On the other hand, the report says that "identification of robocalls will require investment in big data analytics and tools." As such, "companies may need to consider how to recover the costs."
Ah, there's the telecom industry we know and love.
Phone companies implicitly acknowledge they've done a lousy job addressing customers' complaints about marketers' illegal and occasionally fraudulent practices. So the companies plan to stick customers with the cost of cracking down.
Wheeler was having none of it.
"Stopping unwanted calls is as much a business expense as marketing and billing," he said at the recent meeting. "Providing a quality service is a cost of doing business."
I'm not holding my breath. Most phone bills already include a "cost recovery" fee that's just a sneaky way for carriers to dump routine business expenses on customers.
It looks like the strike force wanted to test the commitment of regulators to getting tough on robocalls. Hopefully the companies will now return to the drawing board with, to put it politely, a renewed sense of purpose.
AT&T's Stephenson acknowledged at the meeting that "we still have a lot of work left to do." A company spokeswoman declined to elaborate on his remarks, but AT&T's pending merger with Time Warner seems like a strong incentive for Stephenson to take this effort more seriously.
Along with AT&T, Verizon and other leading telecom firms, the strike force includes tech heavyweights such as Apple, Google and Microsoft.
FCC Commissioner Jessica Rosenworcel said the companies need to step up their game. "There are no prizes for participation," she said.
Rosenworcel called on strike force members to "work harder, faster, better."
Basically, these guys need to accomplish two things. First, they have to offer customers an effective way to block robocalls by improving caller ID technology.
As things currently stand, robocallers frequently disguise themselves by "spoofing" their phone numbers, making it appear the call is from a legitimate source, such as a hospital or police station.

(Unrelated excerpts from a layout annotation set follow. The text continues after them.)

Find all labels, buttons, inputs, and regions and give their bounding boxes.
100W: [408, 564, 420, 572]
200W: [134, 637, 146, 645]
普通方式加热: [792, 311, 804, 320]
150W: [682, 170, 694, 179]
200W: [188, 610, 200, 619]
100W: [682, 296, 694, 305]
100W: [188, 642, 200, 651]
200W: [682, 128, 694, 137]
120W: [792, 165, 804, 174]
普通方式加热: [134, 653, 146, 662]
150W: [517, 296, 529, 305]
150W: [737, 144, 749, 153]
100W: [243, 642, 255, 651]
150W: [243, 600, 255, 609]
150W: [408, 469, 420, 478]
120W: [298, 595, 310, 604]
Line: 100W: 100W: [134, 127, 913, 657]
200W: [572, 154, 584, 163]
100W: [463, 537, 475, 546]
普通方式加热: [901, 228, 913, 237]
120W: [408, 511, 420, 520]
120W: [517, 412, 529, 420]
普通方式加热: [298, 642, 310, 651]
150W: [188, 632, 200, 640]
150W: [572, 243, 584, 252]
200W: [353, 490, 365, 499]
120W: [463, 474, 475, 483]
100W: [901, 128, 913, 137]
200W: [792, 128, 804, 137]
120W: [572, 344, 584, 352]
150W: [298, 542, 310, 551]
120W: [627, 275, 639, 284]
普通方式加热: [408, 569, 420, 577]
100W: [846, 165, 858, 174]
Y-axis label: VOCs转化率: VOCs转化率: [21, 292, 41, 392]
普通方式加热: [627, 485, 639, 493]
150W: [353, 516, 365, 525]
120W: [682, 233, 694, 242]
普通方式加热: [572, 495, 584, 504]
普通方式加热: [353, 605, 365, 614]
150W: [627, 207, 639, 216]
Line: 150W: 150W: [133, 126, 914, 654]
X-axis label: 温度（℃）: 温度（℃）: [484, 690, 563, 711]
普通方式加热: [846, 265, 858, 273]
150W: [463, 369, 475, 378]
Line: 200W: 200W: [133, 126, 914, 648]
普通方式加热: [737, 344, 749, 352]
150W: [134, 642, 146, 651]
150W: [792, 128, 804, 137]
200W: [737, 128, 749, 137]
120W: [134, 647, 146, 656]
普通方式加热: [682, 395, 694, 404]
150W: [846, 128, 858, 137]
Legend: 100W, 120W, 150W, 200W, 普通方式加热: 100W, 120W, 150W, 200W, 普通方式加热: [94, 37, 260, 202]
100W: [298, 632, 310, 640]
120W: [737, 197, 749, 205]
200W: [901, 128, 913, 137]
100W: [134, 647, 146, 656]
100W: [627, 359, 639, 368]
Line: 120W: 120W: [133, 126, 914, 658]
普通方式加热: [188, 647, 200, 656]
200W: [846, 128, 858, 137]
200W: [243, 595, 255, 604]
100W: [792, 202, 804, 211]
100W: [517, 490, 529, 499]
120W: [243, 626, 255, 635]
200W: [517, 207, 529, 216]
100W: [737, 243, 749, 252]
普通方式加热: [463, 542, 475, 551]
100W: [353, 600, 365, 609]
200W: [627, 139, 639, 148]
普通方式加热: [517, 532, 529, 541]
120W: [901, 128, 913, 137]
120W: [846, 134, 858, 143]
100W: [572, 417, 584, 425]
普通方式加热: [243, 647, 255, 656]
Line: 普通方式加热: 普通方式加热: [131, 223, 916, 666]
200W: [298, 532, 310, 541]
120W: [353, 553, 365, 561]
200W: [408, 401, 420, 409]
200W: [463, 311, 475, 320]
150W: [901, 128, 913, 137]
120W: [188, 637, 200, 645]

What's needed is the phone equivalent of an email spam filter.
Second, the strike force has to zero in on the source of robocalls — the callers themselves. This is difficult because these jokers are a slippery bunch. But it's not impossible.
As I wrote when the strike force was first announced, telecom experts say phone companies can develop algorithms capable of scanning their networks and spotting flurries of short-duration calls — a sign of a robocaller's automated dialing system at work.

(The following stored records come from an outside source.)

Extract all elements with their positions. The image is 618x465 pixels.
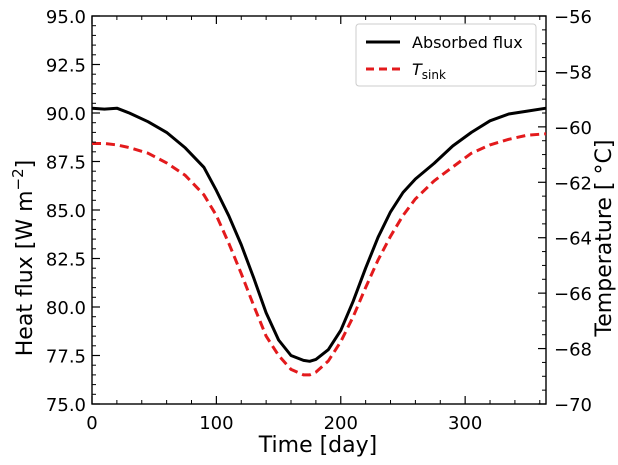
series-line-absorbed-flux xyxy=(91,106,547,363)
right-axis: −70 −68 −66 −64 −62 −60 −58 −56 xyxy=(538,7,592,416)
left-y-axis-label-suffix: ] xyxy=(13,160,38,169)
right-tick-label: −70 xyxy=(554,395,592,416)
x-axis-label: Time [day] xyxy=(258,433,377,458)
left-axis: 75.0 77.5 80.0 82.5 85.0 87.5 90.0 92.5 95.0 xyxy=(46,7,100,416)
legend: Absorbed flux Tsink xyxy=(355,23,537,87)
left-y-axis-label: Heat flux [W m−2] xyxy=(9,160,38,356)
legend-absorbed-flux-label: Absorbed flux xyxy=(412,33,523,52)
left-y-axis-label-exponent: −2 xyxy=(9,168,27,190)
legend-tsink-label: Tsink xyxy=(412,60,446,82)
left-tick-label: 90.0 xyxy=(46,104,86,125)
left-tick-label: 80.0 xyxy=(46,298,86,319)
x-tick-label: 300 xyxy=(448,413,482,434)
right-tick-label: −64 xyxy=(554,229,592,250)
left-tick-label: 85.0 xyxy=(46,201,86,222)
left-tick-label: 75.0 xyxy=(46,395,86,416)
left-tick-label: 87.5 xyxy=(46,153,86,174)
left-tick-label: 82.5 xyxy=(46,250,86,271)
legend-box xyxy=(355,23,537,87)
x-tick-label: 200 xyxy=(324,413,358,434)
left-tick-label: 77.5 xyxy=(46,347,86,368)
left-tick-label: 95.0 xyxy=(46,7,86,28)
right-tick-label: −62 xyxy=(554,173,592,194)
right-tick-label: −56 xyxy=(554,7,592,28)
right-tick-label: −60 xyxy=(554,118,592,139)
legend-tsink-symbol: T xyxy=(412,60,423,79)
left-tick-label: 92.5 xyxy=(46,56,86,77)
left-y-axis-label-prefix: Heat flux [W m xyxy=(13,190,38,356)
x-tick-label: 0 xyxy=(86,413,97,434)
x-tick-label: 100 xyxy=(199,413,233,434)
right-tick-label: −66 xyxy=(554,284,592,305)
series-layer xyxy=(91,106,547,377)
legend-tsink-subscript: sink xyxy=(422,68,446,82)
right-tick-label: −58 xyxy=(554,62,592,83)
series-line-tsink xyxy=(92,132,547,377)
right-tick-label: −68 xyxy=(554,340,592,361)
bottom-axis: 0 100 200 300 xyxy=(86,16,541,434)
right-y-axis-label: Temperature [ °C] xyxy=(592,140,617,338)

They also can develop means to track robocallers that try to elude detection by switching from one line to another, and to distinguish between nuisance calls and legitimate communications from schools, utilities and emergency services.
This will be expensive, experts say, running in the millions of dollars. That's why phone companies already are making noises about passing along costs to customers.
So far, the FCC is being supportive of the industry's efforts. Wheeler went out of his way to express appreciation to Stephenson and other telecom bigwigs.
But the next time the Robocall Strike Force convenes for a progress report — expected early next year — officials will need to make clear that their patience has limits if the industry once again presents only half-baked proposals.
And the idea that customers should pay the tab for phone companies preventing misuse of their networks? I can think of a few choice words Wheeler might offer.
They include some of the ones the FCC won't let you say on TV.